The problem for those who argue against the minimum wage, or for it being increased, is that they can point out this economic truism until they are blue in the face, while the other side simply says “nuh-uh” and denies it is true with the same fervor that they insist that Obamacare has actually lowered premiums and deductibles. The façade only cracks, maybe, when actual data is presented that shows the argument to be bankrupt.

This academic study does that cleverly, by examining changes in employment and wages in states where the federal minimum wage was binding (because the state minimum wage was lower, or non-existent) and states where it was not binding (because the state minimum wage was higher, so the federal minimum wage didn’t matter). Their conclusion:

“Over the late 2000s, the average effective minimum wage rose by 30 percent across the United States. We estimate that these minimum wage increases reduced the national employment-to-population ratio by 0.7 percentage point.”

That’s the sterile conclusion. Now let’s count the cost. Between July 2007 and December 2009, the national employment-to-population ratio (which is similar to, but not the same as, the labor force participation rate) declined from 62.7% to 58.3%; it has since risen to 59.2%. As the chart below (source: Bloomberg) shows, the labor force participation rate (in yellow) shows a more gradual decline but no recovery – as has been well-documented.

labor

Now, some numbers. In November, the Civilian noninstitutional population (the denominator for the employment-to-population rate) was reported by the Bureau of Labor Statistics (BLS) to be 248,844,000. That means that if the authors are correct, the minimum wage has boosted the wages of unemployed workers at the bottom of the scale at the cost of about 1.74 million jobs (0.007 * 248,844,000).

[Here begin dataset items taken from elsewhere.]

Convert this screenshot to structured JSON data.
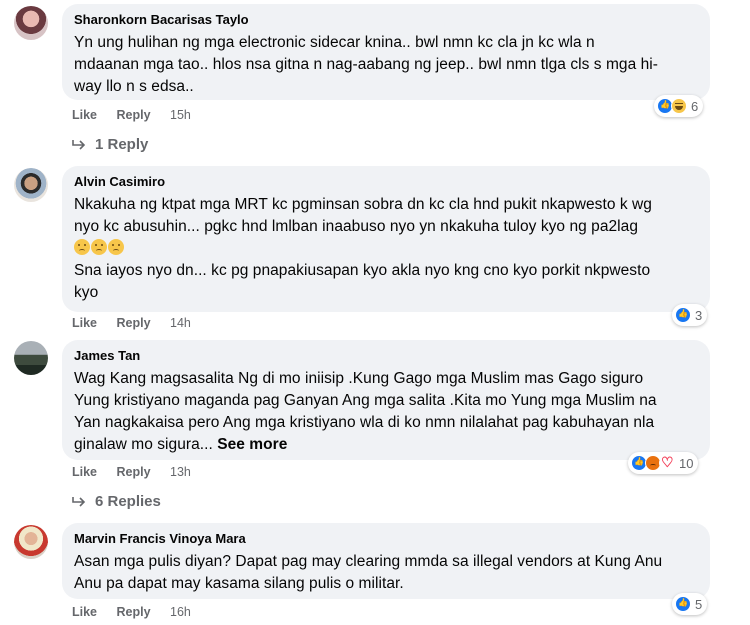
{
  "comments": [
    {
      "author": "Sharonkorn Bacarisas Taylo",
      "text_lines": [
        "Yn ung hulihan ng mga electronic sidecar knina.. bwl nmn kc cla jn kc wla n",
        "mdaanan mga tao.. hlos nsa gitna n nag-aabang ng jeep.. bwl nmn tlga cls s mga hi-",
        "way llo n s edsa.."
      ],
      "like_label": "Like",
      "reply_label": "Reply",
      "time": "15h",
      "reactions": [
        "like",
        "haha"
      ],
      "reaction_count": "6",
      "replies_label": "1 Reply"
    },
    {
      "author": "Alvin Casimiro",
      "text_lines": [
        "Nkakuha ng ktpat mga MRT kc pgminsan sobra dn kc cla hnd pukit nkapwesto k wg",
        "nyo kc abusuhin... pgkc hnd lmlban inaabuso nyo yn nkakuha tuloy kyo ng pa2lag"
      ],
      "emoji_count": 3,
      "text_lines_2": [
        "Sna iayos nyo dn... kc pg pnapakiusapan kyo akla nyo kng cno kyo porkit nkpwesto",
        "kyo"
      ],
      "like_label": "Like",
      "reply_label": "Reply",
      "time": "14h",
      "reactions": [
        "like"
      ],
      "reaction_count": "3"
    },
    {
      "author": "James Tan",
      "text_lines": [
        "Wag Kang magsasalita Ng di mo iniisip .Kung Gago mga Muslim mas Gago siguro",
        "Yung kristiyano maganda pag Ganyan Ang mga salita .Kita mo Yung mga Muslim na",
        "Yan nagkakaisa pero Ang mga kristiyano wla di ko nmn nilalahat pag kabuhayan nla",
        "ginalaw mo sigura..."
      ],
      "see_more": "See more",
      "like_label": "Like",
      "reply_label": "Reply",
      "time": "13h",
      "reactions": [
        "like",
        "angry",
        "love"
      ],
      "reaction_count": "10",
      "replies_label": "6 Replies"
    },
    {
      "author": "Marvin Francis Vinoya Mara",
      "text_lines": [
        "Asan mga pulis diyan? Dapat pag may clearing mmda sa illegal vendors at Kung Anu",
        "Anu pa dapat may kasama silang pulis o militar."
      ],
      "like_label": "Like",
      "reply_label": "Reply",
      "time": "16h",
      "reactions": [
        "like"
      ],
      "reaction_count": "5"
    }
  ]
}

Imagine what having another 1.74 million workers would do for GDP? Do you think it could make a difference for one of the worst recoveries on record?

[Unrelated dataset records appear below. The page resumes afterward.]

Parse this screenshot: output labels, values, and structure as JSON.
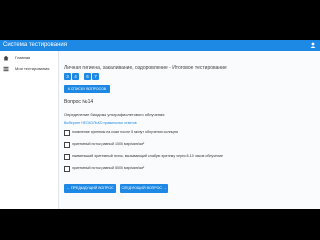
{
  "header": {
    "title": "Система тестирования"
  },
  "sidebar": {
    "items": [
      {
        "label": "Главная",
        "icon": "home-icon"
      },
      {
        "label": "Мои тестирования",
        "icon": "list-icon"
      }
    ]
  },
  "test": {
    "title": "Личная гигиена, закаливание, оздоровление - Итоговое тестирование",
    "question_numbers": [
      "3",
      "4",
      "6",
      "7"
    ],
    "question_list_button": "К СПИСКУ ВОПРОСОВ",
    "question_label": "Вопрос №14",
    "question_text": "Определение биодозы ультрафиолетового облучения",
    "hint": "Выберите НЕСКОЛЬКО правильных ответов",
    "options": [
      "появление эритемы на коже после 5 минут облучения солнцем",
      "эритемный поток равный 1000 мэр/мин/см²",
      "наименьший эритемный поток, вызывающий слабую эритему через 8-10 часов облучение",
      "эритемный поток равный 5000 мэр/мин/см²"
    ],
    "prev_button": "← ПРЕДЫДУЩИЙ ВОПРОС",
    "next_button": "СЛЕДУЮЩИЙ ВОПРОС →"
  },
  "colors": {
    "accent": "#1e88e5",
    "background": "#fafbfc"
  }
}
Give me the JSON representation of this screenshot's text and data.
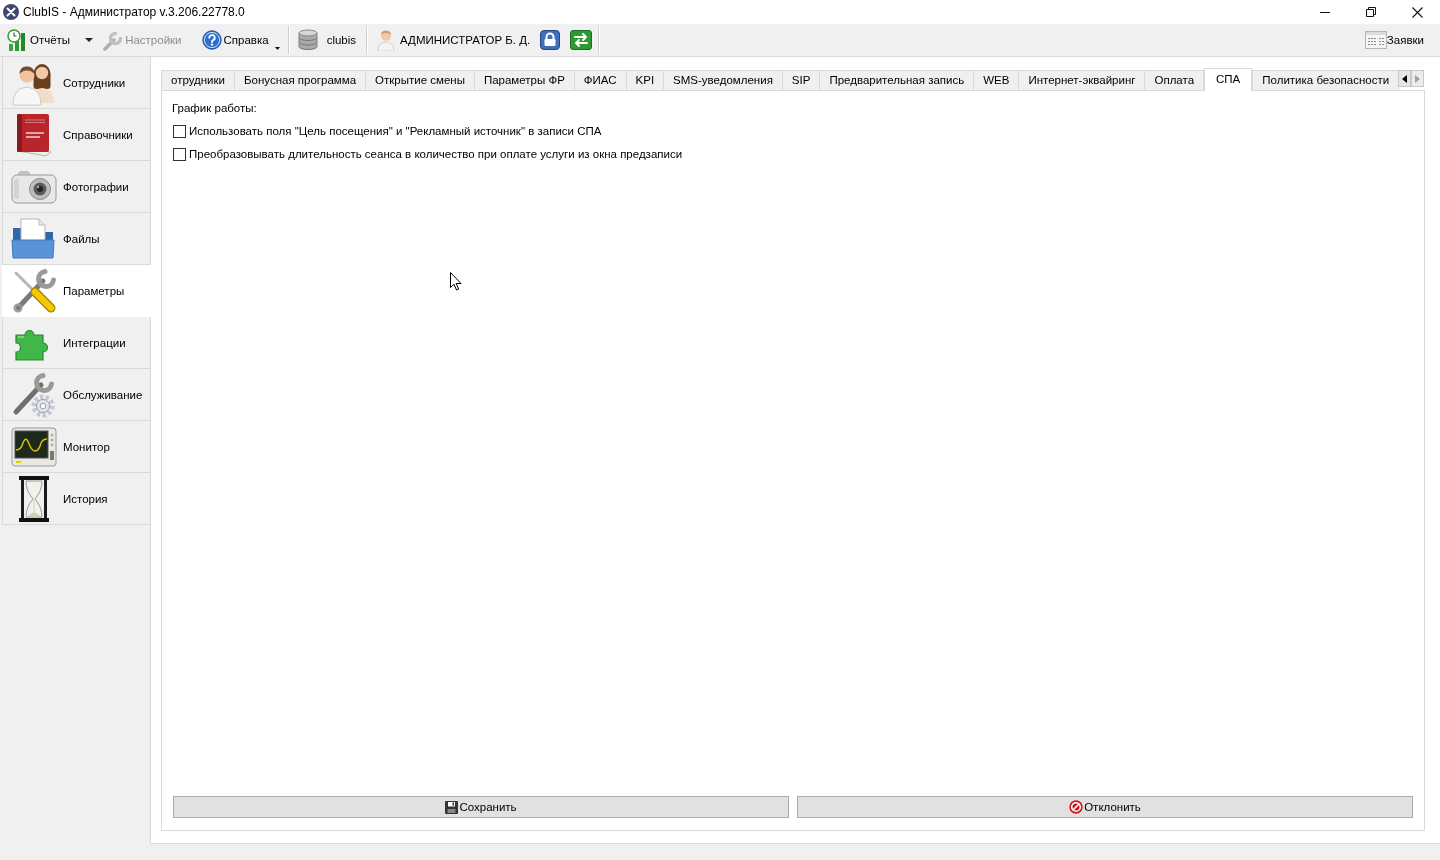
{
  "window": {
    "title": "ClubIS - Администратор v.3.206.22778.0"
  },
  "toolbar": {
    "buttons": [
      {
        "kind": "split",
        "label": "Отчёты",
        "disabled": false
      },
      {
        "kind": "button",
        "label": "Настройки",
        "disabled": true
      },
      {
        "kind": "dropdown",
        "label": "Справка",
        "disabled": false
      }
    ],
    "database": "clubis",
    "user": "АДМИНИСТРАТОР Б. Д.",
    "requests": "Заявки"
  },
  "sidebar": {
    "items": [
      {
        "label": "Сотрудники",
        "selected": false
      },
      {
        "label": "Справочники",
        "selected": false
      },
      {
        "label": "Фотографии",
        "selected": false
      },
      {
        "label": "Файлы",
        "selected": false
      },
      {
        "label": "Параметры",
        "selected": true
      },
      {
        "label": "Интеграции",
        "selected": false
      },
      {
        "label": "Обслуживание",
        "selected": false
      },
      {
        "label": "Монитор",
        "selected": false
      },
      {
        "label": "История",
        "selected": false
      }
    ]
  },
  "tabs": [
    {
      "label": "отрудники",
      "selected": false
    },
    {
      "label": "Бонусная программа",
      "selected": false
    },
    {
      "label": "Открытие смены",
      "selected": false
    },
    {
      "label": "Параметры ФР",
      "selected": false
    },
    {
      "label": "ФИАС",
      "selected": false
    },
    {
      "label": "KPI",
      "selected": false
    },
    {
      "label": "SMS-уведомления",
      "selected": false
    },
    {
      "label": "SIP",
      "selected": false
    },
    {
      "label": "Предварительная запись",
      "selected": false
    },
    {
      "label": "WEB",
      "selected": false
    },
    {
      "label": "Интернет-эквайринг",
      "selected": false
    },
    {
      "label": "Оплата",
      "selected": false
    },
    {
      "label": "СПА",
      "selected": true
    },
    {
      "label": "Политика безопасности",
      "selected": false
    }
  ],
  "tab_scroll": [
    {
      "kind": "left",
      "disabled": false
    },
    {
      "kind": "right",
      "disabled": true
    }
  ],
  "panel": {
    "heading": "График работы:",
    "options": [
      {
        "label": "Использовать поля \"Цель посещения\" и \"Рекламный источник\" в записи СПА",
        "checked": false
      },
      {
        "label": "Преобразовывать длительность сеанса в количество при оплате услуги из окна предзаписи",
        "checked": false
      }
    ]
  },
  "actions": [
    {
      "kind": "save",
      "label": "Сохранить"
    },
    {
      "kind": "cancel",
      "label": "Отклонить"
    }
  ]
}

It probably isn’t fair to assume that all of those 1.74 million workers is currently “unemployed” by the BLS definition. Many of them are likely not looking for work, in which case they would not be counted as unemployed. It is interesting to note, although surely spurious, that the series “Not in Labor Force, Want a Job Now” is about 1.7 million higher than would be expected given the unemployment rate (see chart, source BLS).

wannajobAlternatively, we could consider what it would mean to the Unemployment Rate if those 1.74 million workers were employed. This means they would also be in the Civilian Labor Force, so the participation rate (see above) would be 63.5% rather than 62.8%. If instead of coming from the “Not in Labor Force, Want a Job Now” group they came from the “Unemployed” group, the Unemployment Rate would be 4.7% instead of 5.8%. (Personally, I think that most of them are probably in the former category, as the Unemployment Rate has declined at approximately the rate we would expect from past recoveries, despite tepid GDP growth.) That is not inconsistent, of course, if GDP growth is lower because the labor force is simply smaller than it should be – and that is exactly the implication of this bit of research.

Again, the good news is that we can help the country and the downtrodden “structurally” unemployed with the same simple policy: reverse all increases in the Minimum Wage that have happened since 2007.